Gracias a la red de ayuda que ha logrado tejer con la colaboración de ONGs en las grandes ciudades indias, Anuradah ha conseguido un sistema de información bastante eficaz. Así fueron rescatadas Zeena, Sapana, Tabita y tantas otras…Todas heridas en cuerpo y alma. He visto echarse a llorar descontroladamente a una chica cuando la policía vino a carearla con sus secuestradores; otra no aguantó y se desmayó. Anuradah las anima a identificar a sus captores, a romper la prisión del miedo que las atenaza y las impide recobrar confianza en sí mismas. Shashikala, de veintiún años, está tan traumatizada por sus experiencias que sólo sonríe cuando tiene un pincel en la mano. Pinta durante horas la misma flor, una y otra vez. «En Bombay, mi madame era muy maja. No permitía que ningún hombre me pegase», dice esta mujer, rota por dentro, irrecuperable para una vida normal, Mousami tiene catorce años y se dedicaba a la prostitución en Katmandú. un día se enzarzó en una discusión son tres clientes que no quisieron pagarle lo acordado. Acabaron por rociarla con gasolina y prenderle fuego. Desde entonces padece amnesia y crisis de ansiedad. Todas las mañanas llora de dolor cuando le limpian las quemaduras de las piernas. «Las niñas son lo más frágil, lo más bajo en el escalafón por eso son tan vulnerables», explica Anuradah. Y lo peor es que ellas mismas pierden la esperanza. Se subestiman mucho. Hay que devolverles confianza en la vida».
Víctimas.
Zeena ha descubierto hace poco que es seropositiva y además tiene tuberculosis. Pero ve el porvenir con optimismo. Vive en el piso de arriba de uno de los barracones con Sapana, también seropositiva y con Nirmala, de veinte años, que lleva una mascarilla: en el burdel se contagió de tuberculosis, hepatitis B y sida. A Zeena le gusta coser, una afición que le viene de la niñez. Sus padres la visitan de vez en cuando porque ella no quiere volver a la aldea. Es consciente de que perjudicaría la reputación familiar. Además, ese ya no es su mundo. Su mundo es un pequeño puesto de chucherías que tiene junto a la carretera, y que Anuradah le ha confiado. Tiene que devolver dos rupias al día porque ese dinero servirá para que otra chica monte otro puesto, pero gana lo suficiente como para comprarse » un sarí nuevo una vez al año».
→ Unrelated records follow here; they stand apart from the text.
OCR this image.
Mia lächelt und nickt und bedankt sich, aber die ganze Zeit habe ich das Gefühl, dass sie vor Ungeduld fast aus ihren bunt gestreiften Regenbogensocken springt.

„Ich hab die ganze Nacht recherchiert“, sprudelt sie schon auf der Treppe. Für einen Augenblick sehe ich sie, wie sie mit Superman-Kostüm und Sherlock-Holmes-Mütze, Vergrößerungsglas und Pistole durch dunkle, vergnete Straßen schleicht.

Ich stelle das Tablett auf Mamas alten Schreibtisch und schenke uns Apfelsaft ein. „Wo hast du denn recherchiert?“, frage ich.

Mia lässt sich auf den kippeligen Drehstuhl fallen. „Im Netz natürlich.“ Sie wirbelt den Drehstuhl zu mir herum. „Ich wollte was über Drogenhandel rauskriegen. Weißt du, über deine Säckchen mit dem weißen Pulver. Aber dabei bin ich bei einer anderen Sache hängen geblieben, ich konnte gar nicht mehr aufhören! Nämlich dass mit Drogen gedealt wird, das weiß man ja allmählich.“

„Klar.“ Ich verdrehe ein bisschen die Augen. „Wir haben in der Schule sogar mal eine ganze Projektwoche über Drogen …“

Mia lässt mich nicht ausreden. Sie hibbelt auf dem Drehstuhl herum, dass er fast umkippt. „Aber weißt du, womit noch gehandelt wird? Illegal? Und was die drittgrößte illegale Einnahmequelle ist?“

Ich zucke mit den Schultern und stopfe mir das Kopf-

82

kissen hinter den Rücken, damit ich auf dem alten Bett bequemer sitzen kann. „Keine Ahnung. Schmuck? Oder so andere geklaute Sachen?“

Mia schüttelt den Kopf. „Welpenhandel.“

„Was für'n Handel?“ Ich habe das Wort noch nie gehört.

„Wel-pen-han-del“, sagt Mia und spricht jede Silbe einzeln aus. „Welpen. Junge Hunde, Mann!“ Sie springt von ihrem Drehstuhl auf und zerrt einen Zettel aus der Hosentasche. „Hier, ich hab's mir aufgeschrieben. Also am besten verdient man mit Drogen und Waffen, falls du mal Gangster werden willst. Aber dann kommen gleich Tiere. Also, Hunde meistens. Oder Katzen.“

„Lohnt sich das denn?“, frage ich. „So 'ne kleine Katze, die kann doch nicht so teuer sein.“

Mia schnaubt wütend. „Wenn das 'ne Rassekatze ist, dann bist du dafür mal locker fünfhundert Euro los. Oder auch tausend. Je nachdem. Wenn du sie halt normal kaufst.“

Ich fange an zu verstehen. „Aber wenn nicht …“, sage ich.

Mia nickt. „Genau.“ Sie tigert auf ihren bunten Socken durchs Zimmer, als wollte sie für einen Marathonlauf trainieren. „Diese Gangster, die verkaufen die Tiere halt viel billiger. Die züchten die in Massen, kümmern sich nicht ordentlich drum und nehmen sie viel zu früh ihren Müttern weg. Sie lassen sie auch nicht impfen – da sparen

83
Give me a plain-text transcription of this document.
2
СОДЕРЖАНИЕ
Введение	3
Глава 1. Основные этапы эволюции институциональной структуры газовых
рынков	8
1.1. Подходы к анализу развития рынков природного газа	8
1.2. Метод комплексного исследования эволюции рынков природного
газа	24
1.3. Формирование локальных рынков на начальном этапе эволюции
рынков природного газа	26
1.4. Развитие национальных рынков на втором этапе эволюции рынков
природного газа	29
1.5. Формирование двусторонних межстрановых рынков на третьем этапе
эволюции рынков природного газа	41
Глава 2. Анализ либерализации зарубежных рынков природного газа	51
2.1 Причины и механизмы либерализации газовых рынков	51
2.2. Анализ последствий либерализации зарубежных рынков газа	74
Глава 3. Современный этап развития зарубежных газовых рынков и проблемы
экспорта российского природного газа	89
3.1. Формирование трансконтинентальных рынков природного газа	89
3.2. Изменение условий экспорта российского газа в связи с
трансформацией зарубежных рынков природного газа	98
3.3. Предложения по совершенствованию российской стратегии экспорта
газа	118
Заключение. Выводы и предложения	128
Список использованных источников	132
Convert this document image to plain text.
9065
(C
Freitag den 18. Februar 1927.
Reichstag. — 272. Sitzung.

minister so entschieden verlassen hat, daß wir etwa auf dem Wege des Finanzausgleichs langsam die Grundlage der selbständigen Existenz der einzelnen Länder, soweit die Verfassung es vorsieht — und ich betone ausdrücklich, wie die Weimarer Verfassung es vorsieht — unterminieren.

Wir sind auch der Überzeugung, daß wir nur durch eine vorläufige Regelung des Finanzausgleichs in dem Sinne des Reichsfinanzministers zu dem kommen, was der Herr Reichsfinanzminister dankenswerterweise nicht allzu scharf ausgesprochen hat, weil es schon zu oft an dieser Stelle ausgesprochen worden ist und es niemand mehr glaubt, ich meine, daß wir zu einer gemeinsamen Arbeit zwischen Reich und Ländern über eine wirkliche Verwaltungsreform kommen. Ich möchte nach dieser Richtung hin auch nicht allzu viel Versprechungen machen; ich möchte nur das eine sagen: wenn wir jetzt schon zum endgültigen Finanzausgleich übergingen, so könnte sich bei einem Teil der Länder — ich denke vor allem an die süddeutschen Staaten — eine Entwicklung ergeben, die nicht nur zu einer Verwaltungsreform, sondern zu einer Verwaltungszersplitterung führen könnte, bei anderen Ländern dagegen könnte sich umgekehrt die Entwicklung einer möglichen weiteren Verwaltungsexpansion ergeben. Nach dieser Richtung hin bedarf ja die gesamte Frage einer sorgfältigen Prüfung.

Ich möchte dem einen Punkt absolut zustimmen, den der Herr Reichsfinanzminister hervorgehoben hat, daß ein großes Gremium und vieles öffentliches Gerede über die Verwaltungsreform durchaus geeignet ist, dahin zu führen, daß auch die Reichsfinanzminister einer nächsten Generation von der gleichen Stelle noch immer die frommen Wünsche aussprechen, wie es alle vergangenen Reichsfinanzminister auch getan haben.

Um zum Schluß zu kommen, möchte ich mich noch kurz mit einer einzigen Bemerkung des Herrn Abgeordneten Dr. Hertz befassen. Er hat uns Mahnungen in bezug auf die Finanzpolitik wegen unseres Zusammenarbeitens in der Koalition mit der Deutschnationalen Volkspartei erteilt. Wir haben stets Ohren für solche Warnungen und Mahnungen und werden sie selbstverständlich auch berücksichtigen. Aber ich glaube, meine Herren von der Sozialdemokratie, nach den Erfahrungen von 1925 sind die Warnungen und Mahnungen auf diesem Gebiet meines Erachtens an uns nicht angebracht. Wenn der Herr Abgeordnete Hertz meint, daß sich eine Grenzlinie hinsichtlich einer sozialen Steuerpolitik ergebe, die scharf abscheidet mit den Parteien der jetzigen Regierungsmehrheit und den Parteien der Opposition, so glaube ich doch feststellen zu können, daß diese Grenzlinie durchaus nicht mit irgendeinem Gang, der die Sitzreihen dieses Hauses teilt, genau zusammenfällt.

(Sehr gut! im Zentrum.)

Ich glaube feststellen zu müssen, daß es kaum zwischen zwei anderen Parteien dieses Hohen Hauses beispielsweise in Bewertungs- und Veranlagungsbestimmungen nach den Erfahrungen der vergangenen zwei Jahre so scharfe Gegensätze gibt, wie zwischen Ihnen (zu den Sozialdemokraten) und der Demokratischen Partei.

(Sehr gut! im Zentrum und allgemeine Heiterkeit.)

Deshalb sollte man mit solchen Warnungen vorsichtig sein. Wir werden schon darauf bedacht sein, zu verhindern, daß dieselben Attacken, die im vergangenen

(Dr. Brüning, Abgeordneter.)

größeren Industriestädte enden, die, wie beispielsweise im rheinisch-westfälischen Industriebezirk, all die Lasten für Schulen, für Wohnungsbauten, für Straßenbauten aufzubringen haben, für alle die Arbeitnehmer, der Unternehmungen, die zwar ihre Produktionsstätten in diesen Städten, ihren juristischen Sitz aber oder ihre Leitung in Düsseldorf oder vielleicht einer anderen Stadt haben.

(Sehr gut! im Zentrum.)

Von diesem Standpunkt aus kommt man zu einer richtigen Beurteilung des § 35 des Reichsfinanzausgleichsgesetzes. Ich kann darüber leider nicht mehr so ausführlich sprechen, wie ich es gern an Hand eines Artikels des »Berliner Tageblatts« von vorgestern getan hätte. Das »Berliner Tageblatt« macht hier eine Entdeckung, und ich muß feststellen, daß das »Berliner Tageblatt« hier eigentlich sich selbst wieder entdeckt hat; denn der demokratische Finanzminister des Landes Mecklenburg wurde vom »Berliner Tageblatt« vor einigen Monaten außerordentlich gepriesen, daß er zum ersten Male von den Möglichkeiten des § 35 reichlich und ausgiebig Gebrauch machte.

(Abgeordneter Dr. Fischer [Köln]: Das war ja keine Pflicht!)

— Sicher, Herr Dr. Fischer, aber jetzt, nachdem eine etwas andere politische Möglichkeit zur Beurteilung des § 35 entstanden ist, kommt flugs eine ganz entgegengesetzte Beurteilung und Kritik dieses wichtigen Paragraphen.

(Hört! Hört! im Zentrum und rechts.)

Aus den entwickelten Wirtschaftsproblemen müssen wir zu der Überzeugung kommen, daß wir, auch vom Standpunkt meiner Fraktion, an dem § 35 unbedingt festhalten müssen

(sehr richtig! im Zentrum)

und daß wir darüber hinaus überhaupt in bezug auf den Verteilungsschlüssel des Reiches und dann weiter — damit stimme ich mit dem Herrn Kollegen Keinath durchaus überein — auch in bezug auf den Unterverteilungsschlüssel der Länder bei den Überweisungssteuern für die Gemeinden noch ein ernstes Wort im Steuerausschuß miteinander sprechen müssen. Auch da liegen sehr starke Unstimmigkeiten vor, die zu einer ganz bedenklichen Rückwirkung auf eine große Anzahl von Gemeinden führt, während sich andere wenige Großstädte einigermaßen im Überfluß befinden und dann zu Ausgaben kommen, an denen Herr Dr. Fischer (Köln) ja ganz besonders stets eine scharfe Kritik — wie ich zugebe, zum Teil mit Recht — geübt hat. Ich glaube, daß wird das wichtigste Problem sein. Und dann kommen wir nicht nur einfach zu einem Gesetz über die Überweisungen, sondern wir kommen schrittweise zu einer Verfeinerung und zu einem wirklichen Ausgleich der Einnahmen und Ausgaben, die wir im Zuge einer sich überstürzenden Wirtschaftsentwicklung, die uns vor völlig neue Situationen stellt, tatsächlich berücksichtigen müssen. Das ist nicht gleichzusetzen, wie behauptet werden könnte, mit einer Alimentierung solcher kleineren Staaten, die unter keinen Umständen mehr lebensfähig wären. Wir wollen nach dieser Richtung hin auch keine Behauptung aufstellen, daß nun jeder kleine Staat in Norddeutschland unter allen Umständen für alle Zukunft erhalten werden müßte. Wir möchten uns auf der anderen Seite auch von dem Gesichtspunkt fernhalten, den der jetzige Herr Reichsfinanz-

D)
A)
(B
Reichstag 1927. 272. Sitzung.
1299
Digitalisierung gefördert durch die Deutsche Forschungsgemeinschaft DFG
La vida y la muerte se codean en Maiti Nepal. El último problema al que tiene que enfrentarse Anuradah es un conflicto con la casta de los incineradores. Estos se niegan a quemar en la pila funeraria a las niñas que van muriendo. Están tan aterrorizados por el sida piensan que las cenizas son capaces de transportar el mal que han subido las tarifas de cremación a 8.000 rupias por chica (32.000 pesetas), cuando lo normal es que cueste diez veces menos. Es una cantidad astronómica a la que no puede hacer frente la organización. Hasta en la muerte, esas niñas son víctimas de la marginación. Pero Anuradah no se da por vencida. Si una vez insistió para que la Madre Teresa abriese un centro de cobijo para los moribundos, ahora piensa que le ha llegado el turno a ella. Acaba de abrir un campamento en Jhapa, a sesenta kilómetros de Katmandú, donde niñas moribundas pasan sus últimos días y donde se las incinera sin problemas, en paz. En una paz que no tuvieron la suerte de conocer en la vida.